Emotion: While the tentative relaxation of lockdown continues to unfold, so too does our personal acceptance that change is going to happen. Negotiations on a national and international stage will present ‘new versions’ of the future for the UK and its citizens. Individuals will begin to re-assess how they feel about this new reality. 

Leadership: Look out for the people in your team who are beginning to see that the new dawn is beneficial; recognise, acknowledge and share their initiatives to adapt, whether that’s a great idea for a hot new lead, how to make a small improvement to a best-selling product, or research on a potential new market to exploit. 

Stage 8: 

Emotion: The picture is becoming clearer. Time is helping people to regain perspective, and to make sense of what change might mean for themselves, their families, friends and communities. We’re establishing a sense of ourselves in the new normal. 

Leadership: Focus on reinforcing positive change, recognising and celebrating successes within your team. Remind staff of the vision, and whether you’ve had cause to adapt your strategy in pursuit of this vision or not, remind people what the current plan is. And crucially, help your people to see what their role is in delivering the plan. By now, the mid 60% are following the top 20% into the brave new world. 

Stage 9: 

Emotion: Life has moved on. While the world is never free from trouble, we will have found reasons to be cheerful or concerned (ahead of the next wave of change). 

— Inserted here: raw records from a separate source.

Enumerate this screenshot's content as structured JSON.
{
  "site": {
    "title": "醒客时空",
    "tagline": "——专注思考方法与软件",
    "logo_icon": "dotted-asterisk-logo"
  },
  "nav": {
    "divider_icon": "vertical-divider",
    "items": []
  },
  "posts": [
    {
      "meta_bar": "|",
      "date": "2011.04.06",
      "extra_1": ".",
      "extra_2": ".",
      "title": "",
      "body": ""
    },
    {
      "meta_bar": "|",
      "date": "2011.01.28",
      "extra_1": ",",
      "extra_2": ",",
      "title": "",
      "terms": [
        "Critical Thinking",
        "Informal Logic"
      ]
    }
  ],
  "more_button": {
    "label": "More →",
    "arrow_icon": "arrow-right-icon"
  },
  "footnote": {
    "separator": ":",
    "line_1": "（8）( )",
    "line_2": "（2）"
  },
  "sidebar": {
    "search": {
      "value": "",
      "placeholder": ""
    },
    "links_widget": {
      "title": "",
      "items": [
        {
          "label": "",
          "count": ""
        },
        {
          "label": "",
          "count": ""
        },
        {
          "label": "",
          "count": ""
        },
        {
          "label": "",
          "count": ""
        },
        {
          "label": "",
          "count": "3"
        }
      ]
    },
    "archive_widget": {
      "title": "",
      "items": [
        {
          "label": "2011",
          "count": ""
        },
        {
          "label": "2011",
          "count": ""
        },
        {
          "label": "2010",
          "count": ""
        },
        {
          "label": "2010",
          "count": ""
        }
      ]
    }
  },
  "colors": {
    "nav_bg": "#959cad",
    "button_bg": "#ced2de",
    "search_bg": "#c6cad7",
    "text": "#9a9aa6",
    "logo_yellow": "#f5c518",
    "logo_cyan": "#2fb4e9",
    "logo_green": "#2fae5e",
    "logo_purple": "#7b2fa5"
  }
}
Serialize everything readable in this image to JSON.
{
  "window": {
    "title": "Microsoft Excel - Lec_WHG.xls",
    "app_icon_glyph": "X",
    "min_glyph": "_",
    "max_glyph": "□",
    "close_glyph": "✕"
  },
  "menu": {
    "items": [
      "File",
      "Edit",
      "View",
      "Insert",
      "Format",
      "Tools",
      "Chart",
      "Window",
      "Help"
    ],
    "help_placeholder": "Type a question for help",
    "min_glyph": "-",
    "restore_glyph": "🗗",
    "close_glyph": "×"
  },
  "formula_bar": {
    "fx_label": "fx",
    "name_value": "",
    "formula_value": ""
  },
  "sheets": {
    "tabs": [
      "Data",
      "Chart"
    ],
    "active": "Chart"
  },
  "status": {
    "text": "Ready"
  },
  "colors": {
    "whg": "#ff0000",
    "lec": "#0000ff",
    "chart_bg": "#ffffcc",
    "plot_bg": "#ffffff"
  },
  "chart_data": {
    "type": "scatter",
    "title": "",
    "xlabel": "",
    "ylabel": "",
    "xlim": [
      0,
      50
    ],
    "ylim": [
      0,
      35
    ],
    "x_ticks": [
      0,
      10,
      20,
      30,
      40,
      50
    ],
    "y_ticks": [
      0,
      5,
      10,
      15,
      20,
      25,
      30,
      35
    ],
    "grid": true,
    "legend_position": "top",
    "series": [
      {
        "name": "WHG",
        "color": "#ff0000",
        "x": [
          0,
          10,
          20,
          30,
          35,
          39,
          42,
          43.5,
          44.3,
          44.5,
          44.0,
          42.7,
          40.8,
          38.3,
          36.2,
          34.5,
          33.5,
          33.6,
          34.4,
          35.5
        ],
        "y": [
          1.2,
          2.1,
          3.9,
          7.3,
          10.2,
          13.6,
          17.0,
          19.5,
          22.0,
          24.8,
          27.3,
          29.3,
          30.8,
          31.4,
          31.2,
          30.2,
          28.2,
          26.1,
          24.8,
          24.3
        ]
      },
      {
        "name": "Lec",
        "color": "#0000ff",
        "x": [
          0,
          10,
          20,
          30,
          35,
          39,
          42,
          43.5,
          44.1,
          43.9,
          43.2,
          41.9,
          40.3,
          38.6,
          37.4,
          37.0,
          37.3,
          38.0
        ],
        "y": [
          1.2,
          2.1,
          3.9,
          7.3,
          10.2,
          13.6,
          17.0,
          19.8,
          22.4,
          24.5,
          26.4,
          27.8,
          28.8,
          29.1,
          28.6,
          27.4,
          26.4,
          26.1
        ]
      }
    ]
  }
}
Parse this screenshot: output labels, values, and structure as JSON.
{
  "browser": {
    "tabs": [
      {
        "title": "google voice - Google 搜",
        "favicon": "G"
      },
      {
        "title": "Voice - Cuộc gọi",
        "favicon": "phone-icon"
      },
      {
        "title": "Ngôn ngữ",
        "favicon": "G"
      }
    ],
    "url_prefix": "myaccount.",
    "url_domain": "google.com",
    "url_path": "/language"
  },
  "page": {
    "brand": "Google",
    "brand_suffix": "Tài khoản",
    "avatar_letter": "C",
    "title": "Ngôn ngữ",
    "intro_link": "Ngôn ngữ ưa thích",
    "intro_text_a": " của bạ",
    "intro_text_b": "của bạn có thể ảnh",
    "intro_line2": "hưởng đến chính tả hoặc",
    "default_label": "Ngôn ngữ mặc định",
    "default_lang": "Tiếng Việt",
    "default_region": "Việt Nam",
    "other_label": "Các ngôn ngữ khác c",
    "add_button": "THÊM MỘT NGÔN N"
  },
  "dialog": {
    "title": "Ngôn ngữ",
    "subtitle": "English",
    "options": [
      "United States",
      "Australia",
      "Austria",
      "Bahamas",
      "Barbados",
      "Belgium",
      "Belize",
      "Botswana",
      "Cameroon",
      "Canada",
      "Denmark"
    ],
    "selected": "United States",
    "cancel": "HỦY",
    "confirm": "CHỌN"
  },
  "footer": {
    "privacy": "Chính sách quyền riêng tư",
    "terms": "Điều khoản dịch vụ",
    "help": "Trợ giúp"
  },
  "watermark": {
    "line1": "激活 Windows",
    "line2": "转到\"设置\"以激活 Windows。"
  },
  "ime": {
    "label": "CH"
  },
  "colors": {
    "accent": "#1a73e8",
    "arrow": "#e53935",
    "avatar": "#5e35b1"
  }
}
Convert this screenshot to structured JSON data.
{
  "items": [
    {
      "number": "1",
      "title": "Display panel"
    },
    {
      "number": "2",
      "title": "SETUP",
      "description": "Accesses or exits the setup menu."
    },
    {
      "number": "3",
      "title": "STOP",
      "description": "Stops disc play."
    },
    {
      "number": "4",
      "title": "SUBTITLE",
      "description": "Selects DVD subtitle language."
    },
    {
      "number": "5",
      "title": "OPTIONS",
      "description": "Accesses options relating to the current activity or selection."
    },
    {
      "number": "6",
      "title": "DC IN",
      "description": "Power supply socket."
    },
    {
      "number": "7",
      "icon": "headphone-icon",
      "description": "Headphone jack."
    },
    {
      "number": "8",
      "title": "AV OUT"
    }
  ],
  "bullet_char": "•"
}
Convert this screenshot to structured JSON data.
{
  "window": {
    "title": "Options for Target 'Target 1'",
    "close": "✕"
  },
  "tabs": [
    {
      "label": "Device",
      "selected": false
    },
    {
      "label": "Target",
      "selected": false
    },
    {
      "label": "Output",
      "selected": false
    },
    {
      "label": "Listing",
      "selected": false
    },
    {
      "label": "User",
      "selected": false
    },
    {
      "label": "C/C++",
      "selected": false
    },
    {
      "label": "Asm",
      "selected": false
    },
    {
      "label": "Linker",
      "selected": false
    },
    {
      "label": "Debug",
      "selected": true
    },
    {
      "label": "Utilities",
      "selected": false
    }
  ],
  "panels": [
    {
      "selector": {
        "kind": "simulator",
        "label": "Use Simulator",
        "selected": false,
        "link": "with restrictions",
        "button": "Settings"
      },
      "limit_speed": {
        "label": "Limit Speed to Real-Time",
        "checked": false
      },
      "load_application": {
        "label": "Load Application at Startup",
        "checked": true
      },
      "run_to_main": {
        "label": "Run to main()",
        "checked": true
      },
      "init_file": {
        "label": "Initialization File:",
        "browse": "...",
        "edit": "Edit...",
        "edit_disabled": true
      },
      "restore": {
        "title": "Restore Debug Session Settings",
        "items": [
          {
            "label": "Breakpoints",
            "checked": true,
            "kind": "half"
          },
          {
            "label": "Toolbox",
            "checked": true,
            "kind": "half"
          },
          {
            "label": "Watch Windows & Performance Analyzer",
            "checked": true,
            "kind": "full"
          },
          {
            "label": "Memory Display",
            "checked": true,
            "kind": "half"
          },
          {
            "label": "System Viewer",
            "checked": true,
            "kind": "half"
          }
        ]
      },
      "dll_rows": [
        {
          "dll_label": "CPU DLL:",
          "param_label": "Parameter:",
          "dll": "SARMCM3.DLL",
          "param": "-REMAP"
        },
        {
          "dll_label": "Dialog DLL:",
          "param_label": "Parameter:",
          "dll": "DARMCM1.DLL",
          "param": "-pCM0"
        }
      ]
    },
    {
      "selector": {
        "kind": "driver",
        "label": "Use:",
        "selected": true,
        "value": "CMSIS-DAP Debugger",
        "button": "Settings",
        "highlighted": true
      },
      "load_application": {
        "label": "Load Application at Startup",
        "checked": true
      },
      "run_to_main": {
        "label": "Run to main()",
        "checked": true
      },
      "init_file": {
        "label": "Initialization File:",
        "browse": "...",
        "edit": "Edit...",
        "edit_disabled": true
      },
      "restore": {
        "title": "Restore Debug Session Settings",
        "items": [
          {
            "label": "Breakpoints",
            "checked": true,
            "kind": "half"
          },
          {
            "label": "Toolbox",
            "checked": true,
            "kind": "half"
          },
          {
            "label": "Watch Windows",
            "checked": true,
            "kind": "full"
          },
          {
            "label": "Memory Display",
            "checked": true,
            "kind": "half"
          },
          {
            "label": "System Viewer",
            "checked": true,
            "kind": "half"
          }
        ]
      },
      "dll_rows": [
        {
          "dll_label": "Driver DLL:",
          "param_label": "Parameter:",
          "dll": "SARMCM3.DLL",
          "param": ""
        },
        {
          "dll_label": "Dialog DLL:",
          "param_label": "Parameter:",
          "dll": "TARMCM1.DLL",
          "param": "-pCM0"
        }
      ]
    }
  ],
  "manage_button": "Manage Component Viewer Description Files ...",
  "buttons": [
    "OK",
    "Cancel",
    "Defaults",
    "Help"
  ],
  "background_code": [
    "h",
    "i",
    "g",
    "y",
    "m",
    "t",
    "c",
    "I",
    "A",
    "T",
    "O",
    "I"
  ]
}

Leadership: The optimism you’ve been garnering is being rewarded with success. Celebrate with your team. 

The world that we are living in is uncertain and extremely volatile, so it is possible that future changes such as the threat of a second wave, could take people back to the beginning of the curve again.  It is also important to remember that the model is not a linear one and people can move forwards and backwards along the curve or can get stuck at certain point.  By understanding where your employees are on the change curve, you can better plan how to support them through the process. 

Leading change is one of the greatest challenges facing any business leader but hopefully these insights will help you to lead more effectively.